Long anointed by many as voice most likely, the arching croon of Jack Ladder has come close, not the least with his last album, the aptly, if punning, titled Hurtsville.
Playmates could be the breakthrough, the perhaps surprising added element, the presence of The Presets’ Kim Moyes as producer. Not only has he provided rich electronic beds for Ladder’s words to tangle in their sweat-soaked sheets, Moyes also knows some musical touchstones for the singer to work from. There are nods to early ‘80s references like Roxy Music and Berlin-era Iggy. The even more languorous Our Ascension or Slow Boat To China, have David Sylvian’s Japan present in their lush flows. And there is some of that melodrama that can only be described as Nick Cave-ian: A touch of obsession, some bloodletting, an occasional crucifixion – the plea of Let Me Love You or “I’ll set myself on fire”.

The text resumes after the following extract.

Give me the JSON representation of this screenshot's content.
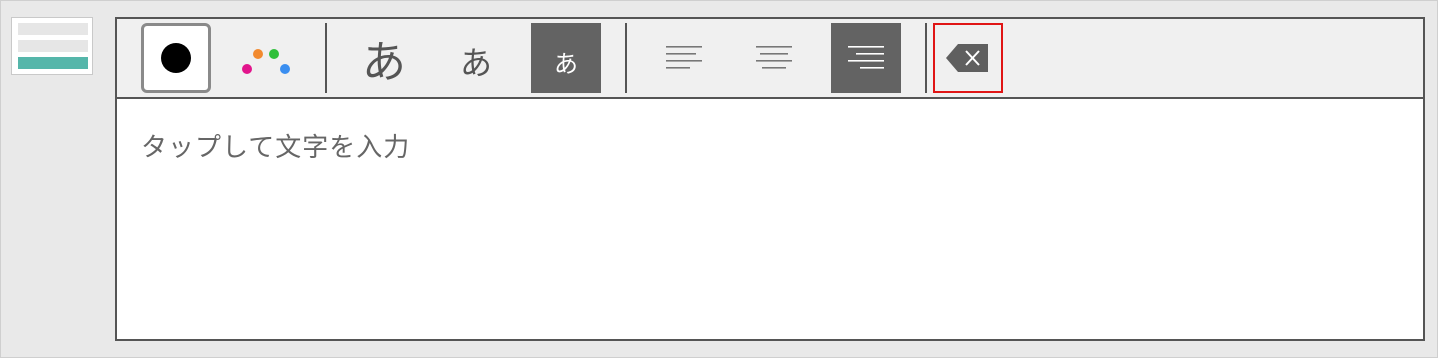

There’s a new clarity in his storytelling. The tumbling imagery and narrative of Come On Back This Way, or the almost Springsteen hook of To Keep And To Be Kept – with its own little glories of Sharon Van Etten’s second voice, and Jason Walker’s high plains pedal steel in the distance – are of approachable emotion, where once you maybe weren’t sure how much tongue was in how much cheek.
But it all comes back to that voice: It can be a conspiratorial whisper, an ache in the dark, a desperate need. Playmates presents it with the respect it’s owed.